La calma di Carney, con un pizzico d’ironia
Carney – che su questa posizione si giocava la faccia, avendo costruito l’intera campagna elettorale sulla triade “Fight/Combattere (Trump), Protect/Proteggere (i canadesi), Build/costruire (un Canada forte) – ha colto l’occasione offrendo una risposta puntuale, con anche un tocco di ironia: “Come lei ben sa Presidente, essendo pratico del mercato immobiliare, ci sono luoghi che non sono in vendita. Per esempio in questo momento siamo seduti in uno di questi, e lo stesso vale per Buckingham Palace. Vede, io ho passato gli ultimi due mesi a parlare con i ‘proprietari del Canada’ e tutti mi hanno detto che no, il Canada non è in vendita e non lo sarà mai”. Trump ha abbozzato – fatto raro – ma non ha rinunciato ad avere l’ultima parola: ‘Mai dire mai’.

Il rischio di una “Zelenskyzzazione”
Il rischio che Carney venisse “zelenskyizzato” – neologismo ormai entrato nel gergo del giornalismo politico anglosassone per descrivere il trattamento riservato al Presidente ucraino nell’ultima visita alla Casa Bianca – indubbiamente c’era. L’atmosfera lo lasciava intuire, quantomeno sul fronte canadese, rappresentato da un delegazione composta da tre ministri – Mélanie Joly (Esteri), Dominic LeBlanc (Commercio), e David McGuinty (Sicurezza Pubblica). David Cochrane, corrispondente presso la Casa Bianca dell’emittente pubblica canadese CBC, racconta che i tre, seduti sul divanetto alla destra di Carney e che lui poteva vedere bene in faccia, apparivano “impietriti”. “In genere, in queste occasioni si cerca di dare un’impressione di rilassatezza, anche per creare un’atmosfera d’intesa con le controparti” ha osservato Cochrane, “Questa volta, nulla di tutto ciò: il livello di disciplina fisica mantenuto per tutto l’incontro è stato incredibile. Se ne sono rimasti immobili, con qualche sorriso di circostanza al momento dovuto, ma sempre sotto rigoroso autocontrollo”.
Tenere il punto senza cercare lo scontro
Carney, dal canto suo, è andato al risparmio con la piaggeria nei confronti di Trump (diversamente da qualche leader europeo). ma al tempo stesso ha evitato di correggere, ogni volta che avrebbe potuto, le inesattezze che sentiva snocciolare dal suo interlocutore (“sono anni che sussidiamo il Canada, nella misura di almeno 200 miliardi l’anno”).
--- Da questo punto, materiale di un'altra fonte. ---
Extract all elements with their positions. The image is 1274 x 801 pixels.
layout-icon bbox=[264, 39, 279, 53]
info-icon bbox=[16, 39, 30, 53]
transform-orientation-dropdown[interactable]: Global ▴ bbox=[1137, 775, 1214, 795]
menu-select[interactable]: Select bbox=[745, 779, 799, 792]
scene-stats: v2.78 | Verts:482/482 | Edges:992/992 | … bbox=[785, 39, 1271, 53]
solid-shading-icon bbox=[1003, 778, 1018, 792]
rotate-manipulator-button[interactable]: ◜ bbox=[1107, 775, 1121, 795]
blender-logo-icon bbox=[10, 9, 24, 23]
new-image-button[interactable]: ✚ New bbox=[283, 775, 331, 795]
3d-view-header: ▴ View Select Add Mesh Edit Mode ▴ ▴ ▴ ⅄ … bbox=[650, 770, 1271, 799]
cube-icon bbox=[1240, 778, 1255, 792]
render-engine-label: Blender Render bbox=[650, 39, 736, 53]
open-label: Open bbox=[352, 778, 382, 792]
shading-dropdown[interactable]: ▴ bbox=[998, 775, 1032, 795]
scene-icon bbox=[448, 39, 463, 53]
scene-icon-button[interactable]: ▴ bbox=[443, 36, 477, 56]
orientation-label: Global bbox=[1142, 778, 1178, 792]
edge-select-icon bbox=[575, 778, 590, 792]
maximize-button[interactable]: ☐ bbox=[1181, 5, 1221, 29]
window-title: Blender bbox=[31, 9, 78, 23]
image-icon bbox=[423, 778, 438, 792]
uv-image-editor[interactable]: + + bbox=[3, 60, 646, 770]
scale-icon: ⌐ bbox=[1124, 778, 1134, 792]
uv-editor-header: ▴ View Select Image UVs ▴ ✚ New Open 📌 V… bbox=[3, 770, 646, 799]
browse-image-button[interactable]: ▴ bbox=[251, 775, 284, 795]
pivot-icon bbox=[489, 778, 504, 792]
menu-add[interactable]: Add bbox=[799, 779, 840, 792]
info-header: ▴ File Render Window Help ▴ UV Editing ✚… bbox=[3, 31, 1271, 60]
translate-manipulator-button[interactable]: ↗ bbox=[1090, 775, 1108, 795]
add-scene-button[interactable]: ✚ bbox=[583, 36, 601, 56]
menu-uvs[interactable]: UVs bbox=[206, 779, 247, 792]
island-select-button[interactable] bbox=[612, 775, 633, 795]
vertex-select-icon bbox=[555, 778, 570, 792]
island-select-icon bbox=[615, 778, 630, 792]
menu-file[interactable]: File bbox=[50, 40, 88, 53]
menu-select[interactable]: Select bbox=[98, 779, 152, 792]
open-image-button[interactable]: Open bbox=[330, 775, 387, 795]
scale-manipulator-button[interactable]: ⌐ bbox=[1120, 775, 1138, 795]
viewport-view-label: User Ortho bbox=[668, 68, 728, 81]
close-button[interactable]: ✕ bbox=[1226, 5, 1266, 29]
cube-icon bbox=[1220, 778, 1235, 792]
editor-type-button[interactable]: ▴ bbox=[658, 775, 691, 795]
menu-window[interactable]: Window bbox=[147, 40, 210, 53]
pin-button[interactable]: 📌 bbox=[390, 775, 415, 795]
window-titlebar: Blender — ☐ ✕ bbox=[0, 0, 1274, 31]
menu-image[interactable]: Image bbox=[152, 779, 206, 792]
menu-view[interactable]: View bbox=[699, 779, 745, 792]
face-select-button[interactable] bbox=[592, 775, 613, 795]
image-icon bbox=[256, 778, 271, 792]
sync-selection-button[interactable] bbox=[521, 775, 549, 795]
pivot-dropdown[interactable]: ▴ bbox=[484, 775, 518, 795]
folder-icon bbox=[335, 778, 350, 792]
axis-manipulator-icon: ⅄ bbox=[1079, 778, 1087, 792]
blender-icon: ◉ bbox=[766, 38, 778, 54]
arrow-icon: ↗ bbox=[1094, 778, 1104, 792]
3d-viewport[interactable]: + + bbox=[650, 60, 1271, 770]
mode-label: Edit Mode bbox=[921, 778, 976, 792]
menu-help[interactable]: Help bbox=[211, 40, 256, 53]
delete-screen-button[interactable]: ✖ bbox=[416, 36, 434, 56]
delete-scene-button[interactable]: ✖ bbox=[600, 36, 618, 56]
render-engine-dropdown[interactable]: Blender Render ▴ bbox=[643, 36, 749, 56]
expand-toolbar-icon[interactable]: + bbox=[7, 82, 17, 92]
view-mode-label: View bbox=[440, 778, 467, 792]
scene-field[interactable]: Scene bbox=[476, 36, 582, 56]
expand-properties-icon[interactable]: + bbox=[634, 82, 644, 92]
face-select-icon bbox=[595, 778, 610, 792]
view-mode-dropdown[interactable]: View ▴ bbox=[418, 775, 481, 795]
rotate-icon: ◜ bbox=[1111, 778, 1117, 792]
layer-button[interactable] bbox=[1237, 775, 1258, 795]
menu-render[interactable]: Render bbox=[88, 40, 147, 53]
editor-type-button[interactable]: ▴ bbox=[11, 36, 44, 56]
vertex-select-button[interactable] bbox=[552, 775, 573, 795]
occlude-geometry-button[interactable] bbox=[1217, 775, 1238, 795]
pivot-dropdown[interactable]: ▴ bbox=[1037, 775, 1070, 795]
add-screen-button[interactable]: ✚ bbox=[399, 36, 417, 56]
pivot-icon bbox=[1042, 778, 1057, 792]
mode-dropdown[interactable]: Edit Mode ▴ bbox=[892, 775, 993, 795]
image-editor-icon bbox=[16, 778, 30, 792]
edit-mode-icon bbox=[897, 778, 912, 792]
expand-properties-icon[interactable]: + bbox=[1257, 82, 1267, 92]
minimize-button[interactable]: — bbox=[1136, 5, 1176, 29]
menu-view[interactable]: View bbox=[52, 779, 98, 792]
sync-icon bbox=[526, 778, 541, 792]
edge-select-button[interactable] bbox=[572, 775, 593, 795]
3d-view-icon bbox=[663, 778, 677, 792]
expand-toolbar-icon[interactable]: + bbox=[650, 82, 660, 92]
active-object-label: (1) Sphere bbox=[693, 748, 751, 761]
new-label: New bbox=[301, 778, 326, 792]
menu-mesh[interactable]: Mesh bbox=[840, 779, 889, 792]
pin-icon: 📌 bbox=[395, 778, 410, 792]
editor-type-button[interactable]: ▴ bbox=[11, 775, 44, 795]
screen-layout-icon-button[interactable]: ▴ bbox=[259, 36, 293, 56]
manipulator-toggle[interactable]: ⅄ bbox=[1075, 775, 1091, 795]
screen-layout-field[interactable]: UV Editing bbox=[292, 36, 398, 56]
Ha persino lasciato che Trump concludesse con una tirata contro le auto prodotte in Canada (“le renderemo talmente costose con i dazi che non vi converrà più farle”), così come contro l’alluminio e l’acciaio canadesi, senza ricordargli che il 23% dell’accaio e il 58% dell’alluminio che servono agli Stati Uniti provengono proprio dal Canada (dati del Dipartimento del Commercio USA), il che lo rende il maggior fornitore degli Usa per entrambi i materiali. Ci sarà tempo per riprendere i fatti e metterli sul tavolo delle trattative.
Questo era il primo incontro fra le due amministrazioni. chiamate a negoziare un nuovo modus vivendi fra i due Paesi. Per i canadesi si giocava fuori casa, sul campo oggi più insidioso per un capo di Stato. In questi casi, come ben sanno gli appassionati di calcio, un pareggio è quasi una vittoria.